One special trip into Mason when Emma Gene was about 10 was to see Gene Autry. The singing cowboy and his horse, Champion, were leading the parade. She wanted to see him so much, so her Daddy brought her in their old Ford. Gene Autry saw her and patted her on the head calling her Blondie. “I felt like I was floating on a cloud all the way home,” she said, “instead of bouncing around in that old car.”

Emma Gene walked to a one room school house in Streeter. There were about 12 kids of all ages going there. At 14 yrs. old, she went to Mason for her high school education. There were no buses until her junior year. The first year she stayed with Della Moneyhon and her baby while Della’s husband was away in the military. The next year she shared a room with Helen Casper Willis at Essie Foree’s home. Staying in town had its perks. “Us kids would walk to Rex All drugstore for chicken salad sandwiches and lemon ice cream sodas,” Emma Gene recalls. “It was a delicious treat!”

After graduation, she went to San Antonio to secretarial school. The choices for women in that day were limited. The main choices for a career were teaching, nursing or being a secretary. She didn’t get far along in her program, because a flooding rain came to San Antonio. When her Momma heard about it, she got to worrying. Her parents went there packed her up and brought her home.

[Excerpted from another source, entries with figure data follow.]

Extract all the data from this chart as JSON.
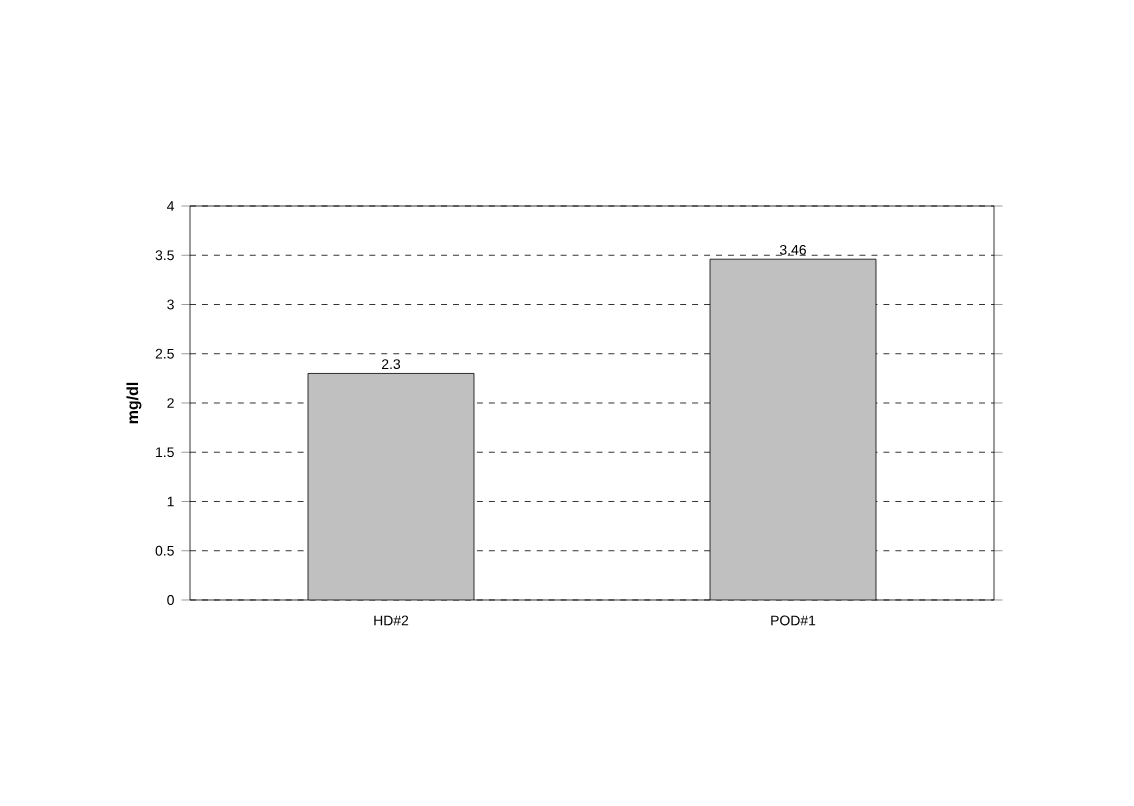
{
  "chart_data": {
    "type": "bar",
    "ylabel": "mg/dl",
    "categories": [
      "HD#2",
      "POD#1"
    ],
    "values": [
      2.3,
      3.46
    ],
    "color": "#c0c0c0",
    "ylim": [
      0,
      4
    ],
    "yticks": [
      0,
      0.5,
      1,
      1.5,
      2,
      2.5,
      3,
      3.5,
      4
    ],
    "grid": "y",
    "data_labels": true
  }
}
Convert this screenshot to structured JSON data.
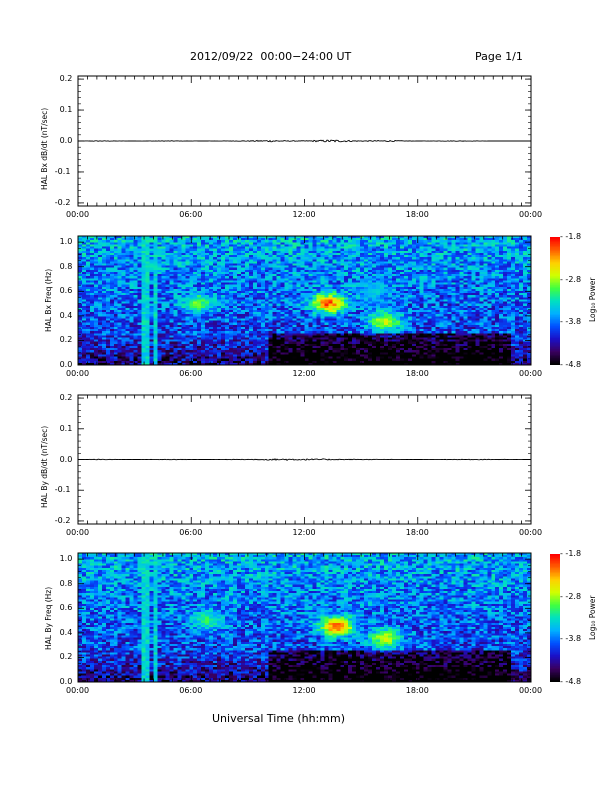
{
  "header": {
    "title": "2012/09/22  00:00−24:00 UT",
    "page": "Page 1/1"
  },
  "x_axis_title": "Universal Time (hh:mm)",
  "x_ticks": [
    "00:00",
    "06:00",
    "12:00",
    "18:00",
    "00:00"
  ],
  "colorbar": {
    "ticks": [
      "-1.8",
      "-2.8",
      "-3.8",
      "-4.8"
    ],
    "title": "Log₁₀ Power",
    "colors": [
      "#000000",
      "#3a0060",
      "#1a10c8",
      "#0050ff",
      "#00b0ff",
      "#00e0c0",
      "#40ff40",
      "#d0ff00",
      "#ffd000",
      "#ff6000",
      "#ff0000"
    ]
  },
  "chart_data": [
    {
      "type": "line",
      "ylabel": "HAL Bx dB/dt (nT/sec)",
      "y_ticks": [
        "0.2",
        "0.1",
        "0.0",
        "-0.1",
        "-0.2"
      ],
      "ylim": [
        -0.21,
        0.21
      ],
      "xlim": [
        0,
        24
      ],
      "series": [
        {
          "x": [
            0,
            1,
            3,
            5,
            6.5,
            9,
            9.5,
            10.5,
            11,
            12,
            12.8,
            13.5,
            14,
            15,
            16.5,
            18,
            20,
            22,
            24
          ],
          "y": [
            0.0,
            0.001,
            0.0,
            0.001,
            0.0,
            0.001,
            0.002,
            0.003,
            0.001,
            0.001,
            0.003,
            0.004,
            0.003,
            0.001,
            0.002,
            0.0,
            0.001,
            0.0,
            0.0
          ]
        }
      ]
    },
    {
      "type": "heatmap",
      "ylabel": "HAL Bx Freq (Hz)",
      "y_ticks": [
        "1.0",
        "0.8",
        "0.6",
        "0.4",
        "0.2",
        "0.0"
      ],
      "ylim": [
        0,
        1.05
      ],
      "xlim": [
        0,
        24
      ],
      "color_range": [
        -4.8,
        -1.8
      ],
      "features": [
        {
          "t": 6.3,
          "f": 0.5,
          "level": -2.8
        },
        {
          "t": 13.3,
          "f": 0.5,
          "level": -1.8
        },
        {
          "t": 16.3,
          "f": 0.35,
          "level": -2.5
        },
        {
          "t": 15.7,
          "f": 0.6,
          "level": -3.4
        }
      ]
    },
    {
      "type": "line",
      "ylabel": "HAL By dB/dt (nT/sec)",
      "y_ticks": [
        "0.2",
        "0.1",
        "0.0",
        "-0.1",
        "-0.2"
      ],
      "ylim": [
        -0.21,
        0.21
      ],
      "xlim": [
        0,
        24
      ],
      "series": [
        {
          "x": [
            0,
            1,
            3,
            5,
            6.5,
            9,
            10,
            11,
            12,
            13,
            14,
            15,
            18,
            21,
            24
          ],
          "y": [
            0.0,
            0.001,
            0.0,
            0.001,
            0.0,
            0.001,
            0.002,
            0.003,
            0.002,
            0.002,
            0.001,
            0.001,
            0.0,
            0.001,
            0.0
          ]
        }
      ]
    },
    {
      "type": "heatmap",
      "ylabel": "HAL By Freq (Hz)",
      "y_ticks": [
        "1.0",
        "0.8",
        "0.6",
        "0.4",
        "0.2",
        "0.0"
      ],
      "ylim": [
        0,
        1.05
      ],
      "xlim": [
        0,
        24
      ],
      "color_range": [
        -4.8,
        -1.8
      ],
      "features": [
        {
          "t": 6.8,
          "f": 0.5,
          "level": -3.0
        },
        {
          "t": 13.7,
          "f": 0.45,
          "level": -1.8
        },
        {
          "t": 16.3,
          "f": 0.35,
          "level": -2.5
        }
      ]
    }
  ]
}
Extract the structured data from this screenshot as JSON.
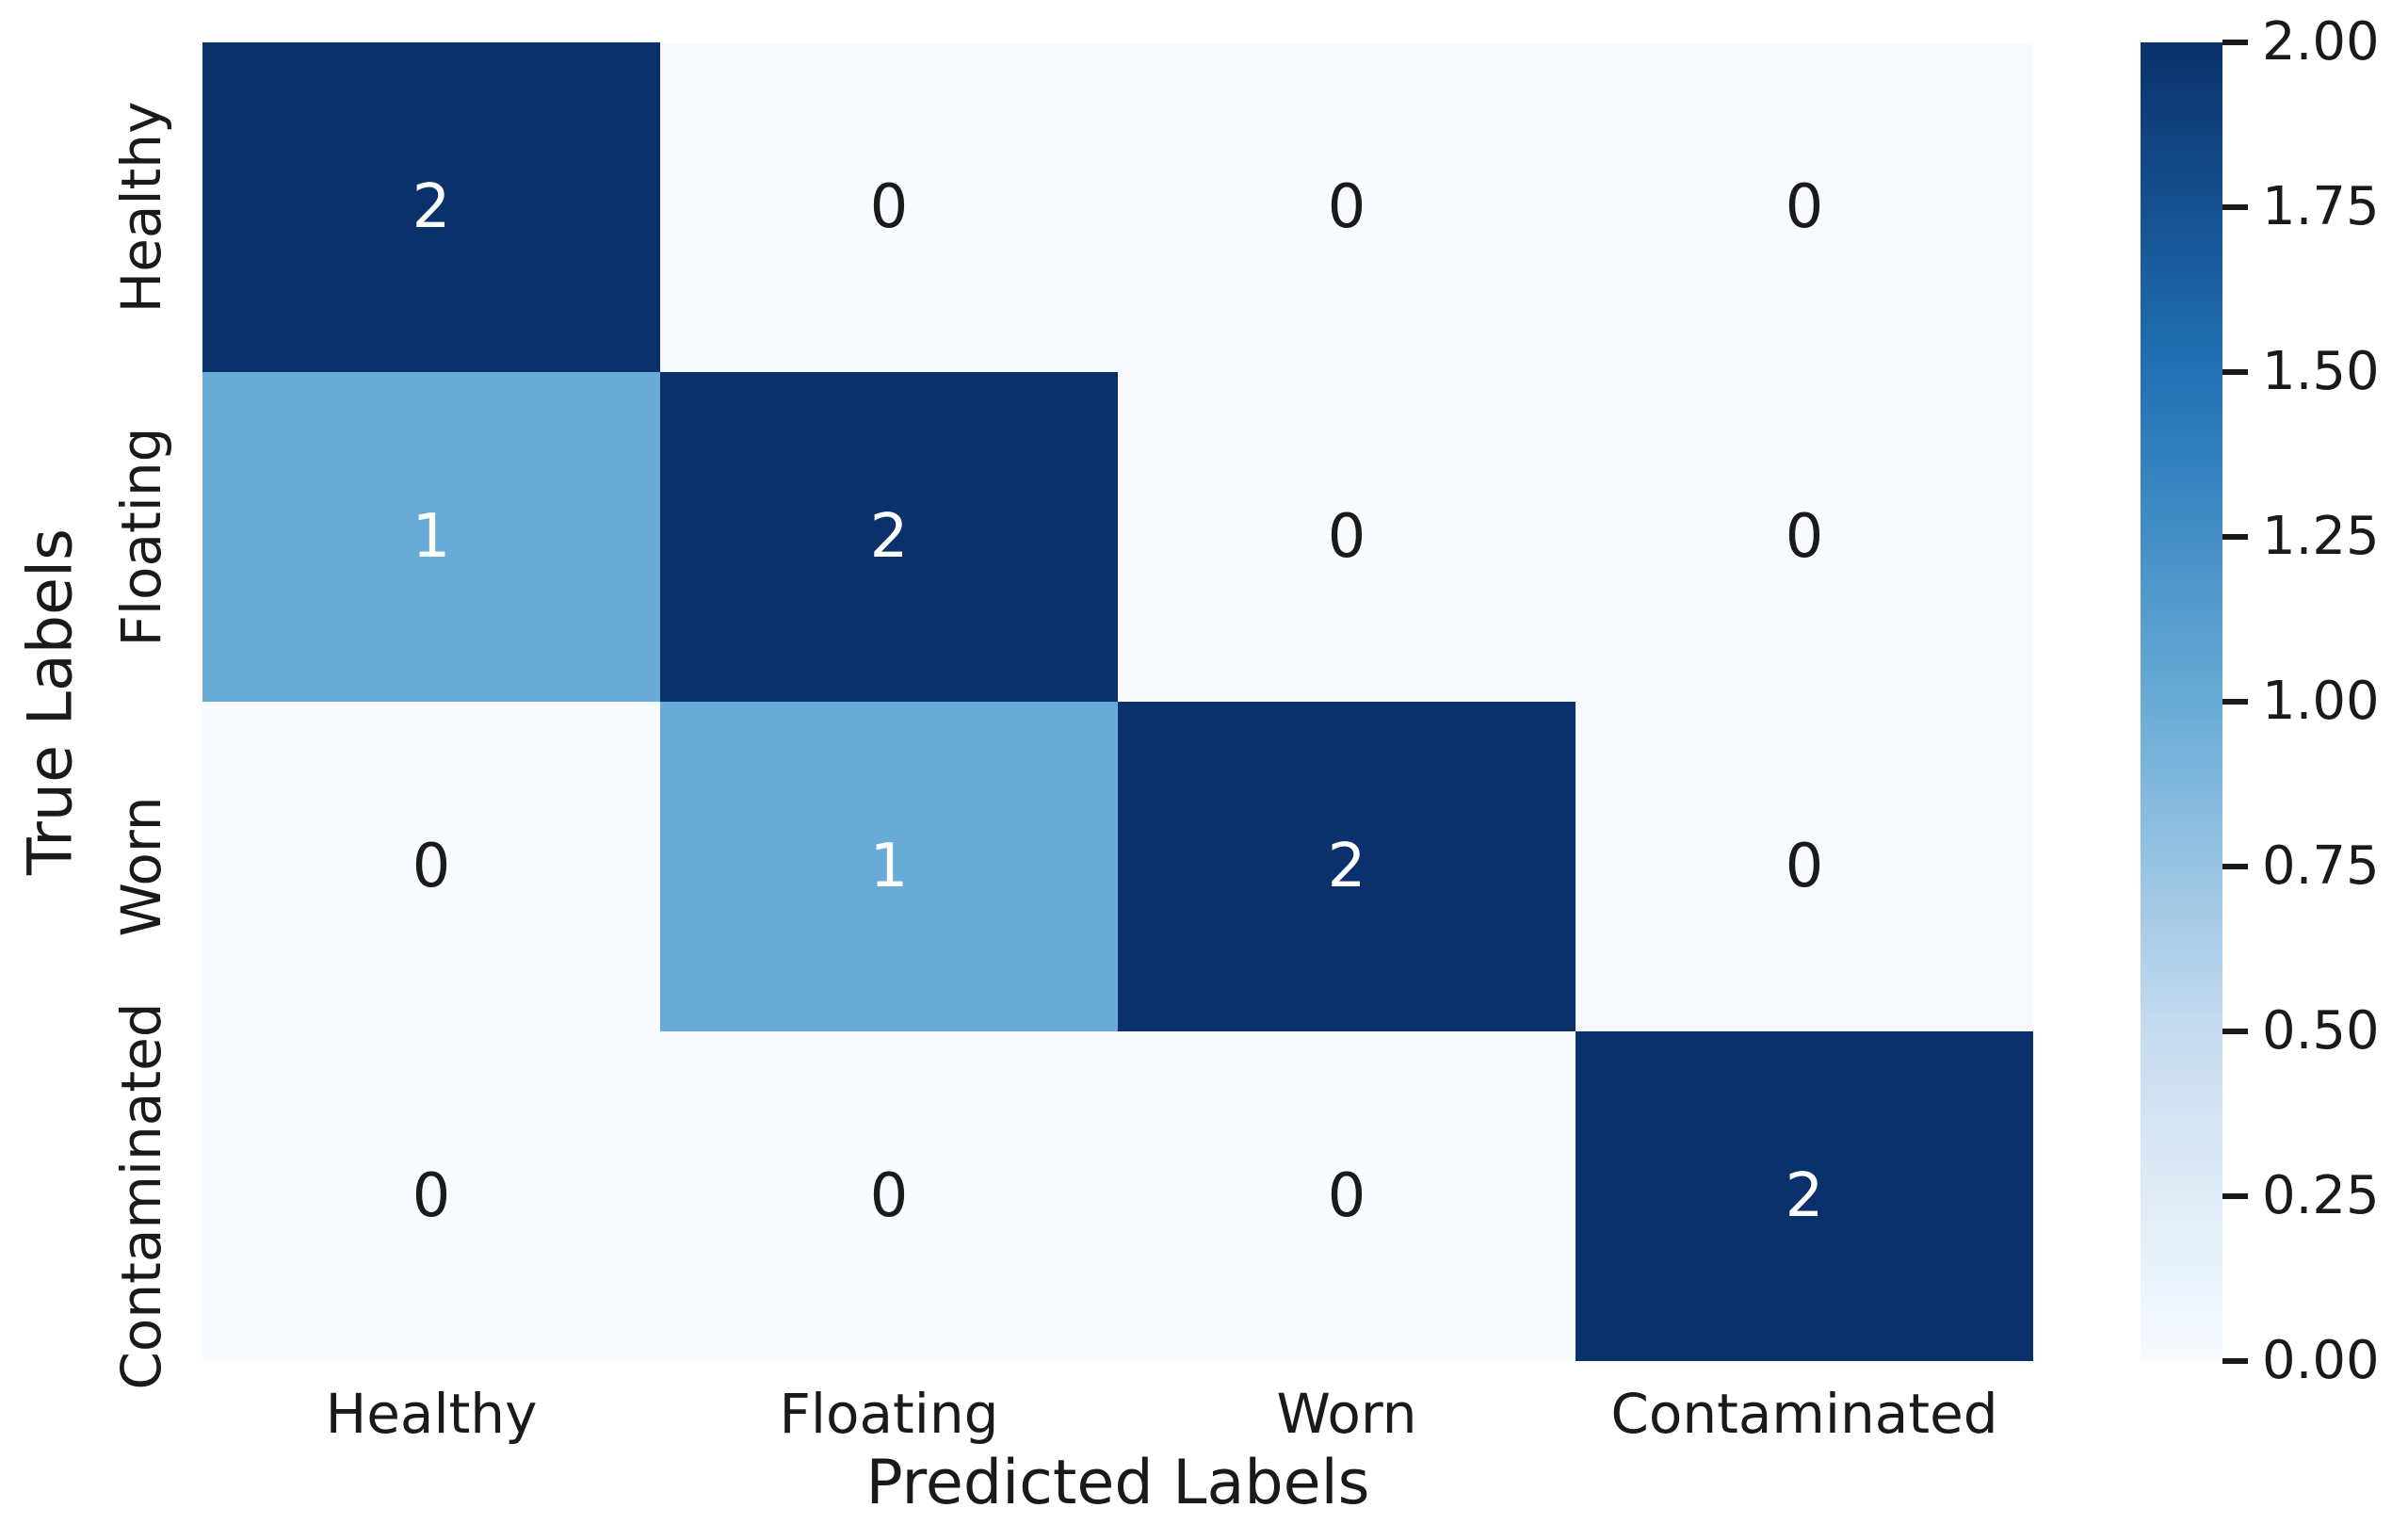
{
  "chart_data": {
    "type": "heatmap",
    "title": "",
    "xlabel": "Predicted Labels",
    "ylabel": "True Labels",
    "x_categories": [
      "Healthy",
      "Floating",
      "Worn",
      "Contaminated"
    ],
    "y_categories": [
      "Healthy",
      "Floating",
      "Worn",
      "Contaminated"
    ],
    "matrix": [
      [
        2,
        0,
        0,
        0
      ],
      [
        1,
        2,
        0,
        0
      ],
      [
        0,
        1,
        2,
        0
      ],
      [
        0,
        0,
        0,
        2
      ]
    ],
    "vmin": 0,
    "vmax": 2,
    "colormap": "Blues",
    "grid": false,
    "legend_position": "right-colorbar",
    "colorbar_ticks": [
      "2.00",
      "1.75",
      "1.50",
      "1.25",
      "1.00",
      "0.75",
      "0.50",
      "0.25",
      "0.00"
    ]
  },
  "colors": {
    "background": "#ffffff",
    "cmap_0": "#f7fbff",
    "cmap_25": "#c6dbef",
    "cmap_50": "#68abd6",
    "cmap_75": "#2171b5",
    "cmap_100": "#0a316b",
    "annotation_light": "#ffffff",
    "annotation_dark": "#1a1a1a",
    "axis_text": "#1a1a1a"
  }
}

Emma Gene followed in the steps of most young women at that time getting married at 18 to Eddie Ray Dockal and soon becoming a mother to three young kids by the time she was 22. She laughingly says, “I don’t recall much of the 50’s, because I was so busy taking care of kids.” She wouldn’t trade one moment of it though and treasures each of them; Joyce Masters, living in Joplin, MO; Margie Wilson and Tim Dockal, both of Mason.

She thought raising young kids was pretty much behind her, but she had another one at 37 and started all over again. Rebekah Maaz, from Austin, is the daughter of Emma Gene’s current husband, Dennie Jackson. Both Dennie and Emma Gene are long time residents of Mason. They delight in their family which now consists of the 4 kids mentioned, 9 grandkids, and 13 great grandkids.

Faith in God plays a large role in their life. Dennie and Emma Gene pastor the Mason Gospel Church. They have devoted many years to helping others and spreading God’s love. They consider the church members as extended family. Emma Gene enjoys living in Mason and loves getting to know the people in her community. She has written many articles on local residents for the paper. As she celebrates turning 80 this month, she counts herself blessed by the many experiences she has shared with family and friends through the years.